Despite this difficulty of online education, Northup proposed several changes that he thinks will benefit all JMS students, both new and nearing graduation.
He proposed getting rid of the Grammar, Spelling, and Punctuation exam, and implementing an online version to test grammar, such as EGUMPP, an online grammar curriculum which JMS is currently using to examine its students before entering the major.
“Since English is not my first language I hesitate many times using the right words for articles,” said media studies senior Antonio Marquez. “So taking the GSP created a sort of doubt in me if I was using the right Grammar or Punctuation when writing an article. The test to me was making more harm for students and adding more pressure than making it easier for them to apply to their majors.”
Northup said he wasn’t completely sure which online program the school should move forward with, but he admits that an EGUMPP-like program would be better overall.
One of Northup’s biggest goals is to increase the number of JMS study abroad programs, so students can have a better understanding of different cultures while they earn credits toward their major. He says this is because of his many experiences moving during his childhood across the country and the world.

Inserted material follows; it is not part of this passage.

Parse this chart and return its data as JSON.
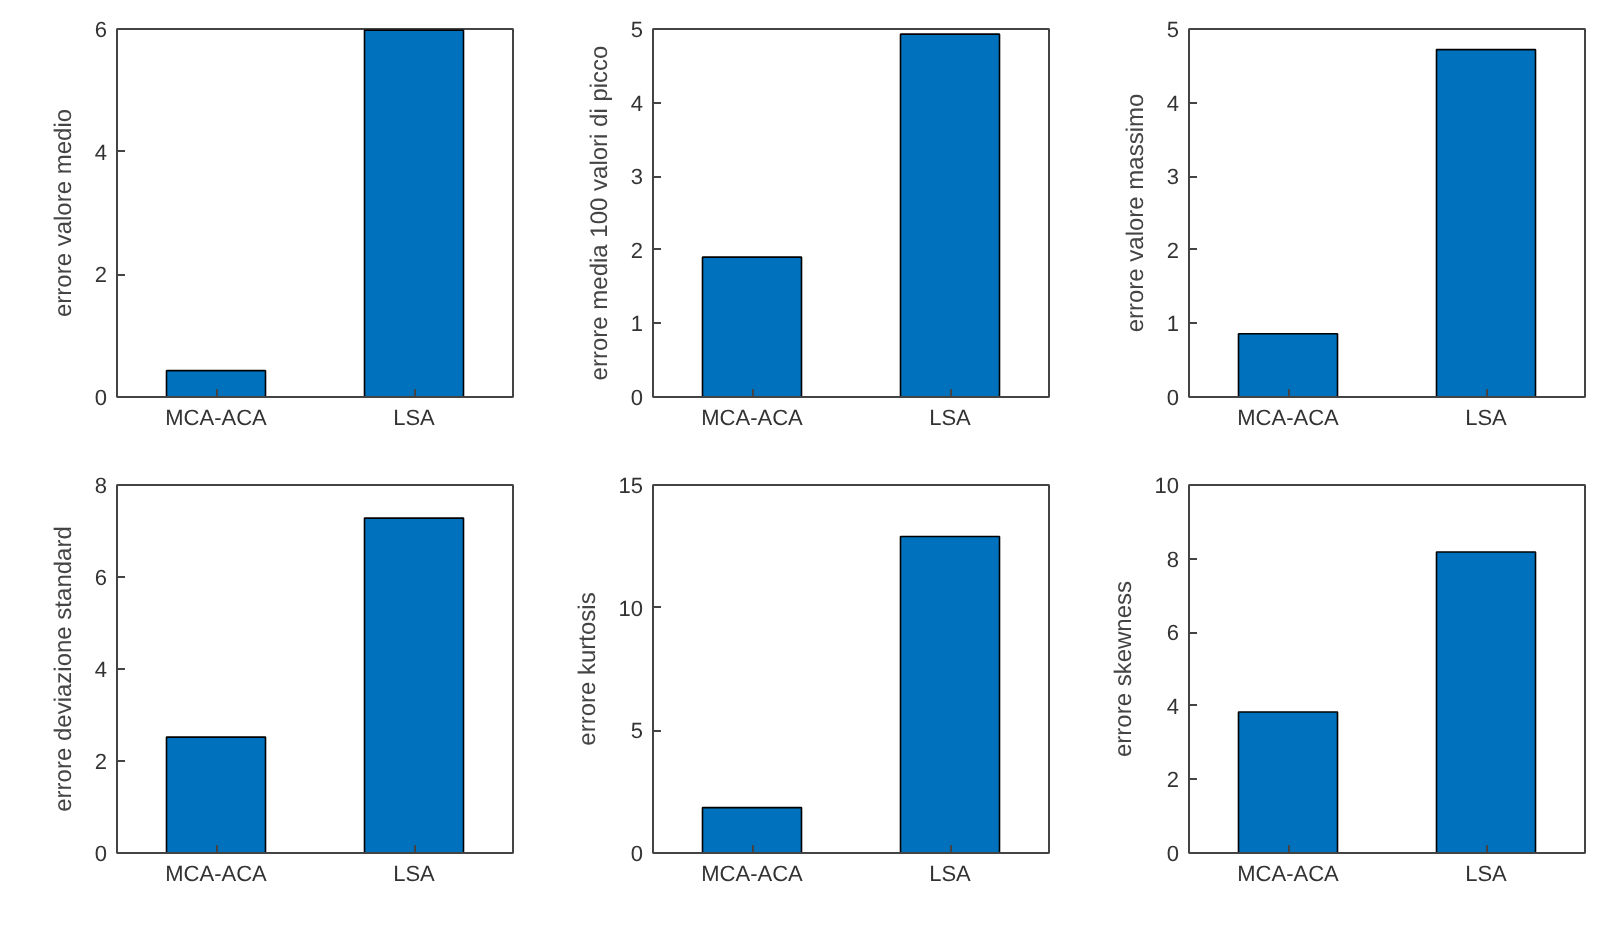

Born in Paris, Northup moved to New York at a young age, then soon moved to Louisiana and Seattle to finish school. He went to college in North Carolina before moving to Los Angeles after graduating, working in primetime television production. He received his masters at Syracuse University, then went back to North Carolina for his PHD.
Northup understands the difficulties of being a transfer student, stating his goal to make entering the journalism major much faster for people who want to graduate in two years after transferring.
Additionally he wants to make crucial capstone courses needed for graduation available over the summer so students unable to sign up for them in the spring do not have to return for an entire fall semester.
Northup’s final proposition was to build a stronger sense of community among JMS students by creating a student advisory board to hear whatever problems or praises students may have.
“It’s a weird time to be starting,” Northup said. “Just as it’s a weird time to be a student.”
Despite all of these changes he has proposed, Northup said his first priority is still to keep people safe.